We attributed the success of the cyclohexane extraction method to the ability of cyclohexane to selectively dissolve nicotine in the free state, but not in the protonated state, from the plant the vacuoles. The vacuoles store metabolites, such as nicotine, organic acids, and pigments, which occupy 90% of the cell volume during plant cell maturation (Figure ). During extraction, cyclohexane penetrates the porous middle lamella and cell wall. After penetrating the cell wall, cyclohexane disintegrates the hydrophobic phospholipid cell membrane and tonoplast successively to extract free nicotine from the vacuoles. Moreover, the protonated nicotine cannot be extracted because it is insoluble in cyclohexane. In addition, the method was not affected by the presence of nicotine salts. Although some of the bound nicotine is highly soluble in cyclohexane, these compounds could have different retention times from free nicotine in the GC–MS spectra; thus, it does not interfere with the determination. A GC–MS full scan analysis of the sample solution was also conducted. The results reveal that no bound nicotine was detected within the detection window. Researchers have speculated that the solubility difference may be the reason bound nicotine would not interfere with the determination when cyclohexane was used to extract free nicotine from tobacco.[33] In this case, the free nicotine, dissolved in cyclohexane, can be easily extracted and detected, whereas bonded nicotine salts that are not soluble in cyclohexane cannot be detected. In future studies, we speculate that similar results may be obtained using aprotic, nonpolar solvents similar to cyclohexane, e.g., hexane.

Figure 4

Diagram of the plant cell structure.

Conclusions

A novel solvent extraction and GC–MS method for the direct determination of the free nicotine content in tobacco was established. The standard addition recovery of the experimental method was between 98.0 and 104.7%. The LOD was 5.3 μg/g, with a relative standard deviation between 1.3 and 4.1% (n = 5). The correlation coefficient of the quadratic regression of the standard curve was high (R2 ≥ 0.9994), demonstrating a good fit. Of the 67 tobacco samples tested in the study, the relative deviation of parallel samples was 0.1–3.1%, indicating that the experimental method had good repeatability.

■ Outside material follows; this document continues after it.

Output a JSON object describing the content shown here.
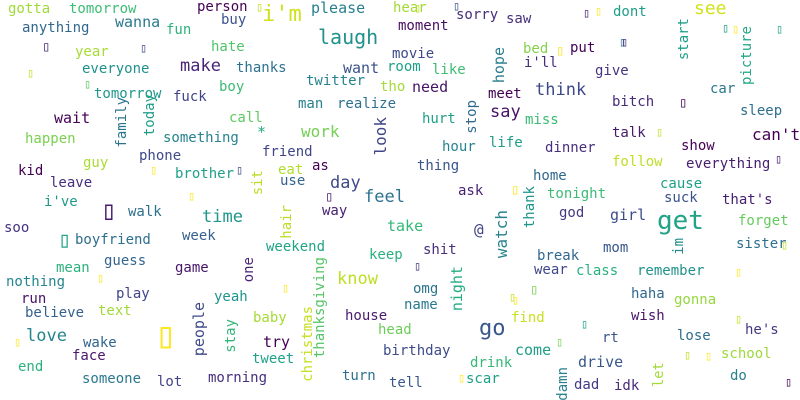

The method involved static extraction for 24 h of free nicotine in tobacco samples with cyclohexane, followed by GC–MS analysis. Compared with alternative solvent extraction procedures that incorporate a water extraction or purification step, the method presented here directly determined free nicotine content in the organic cyclohexane extract with high analytical figures of merit. The method is easy to perform, and by avoiding a two-part organic–aqueous extraction system, the extraction efficiency and accuracy were remarkably improved. Therefore, the results of this method are considered to closely represent the actual distribution of free nicotine in the sample.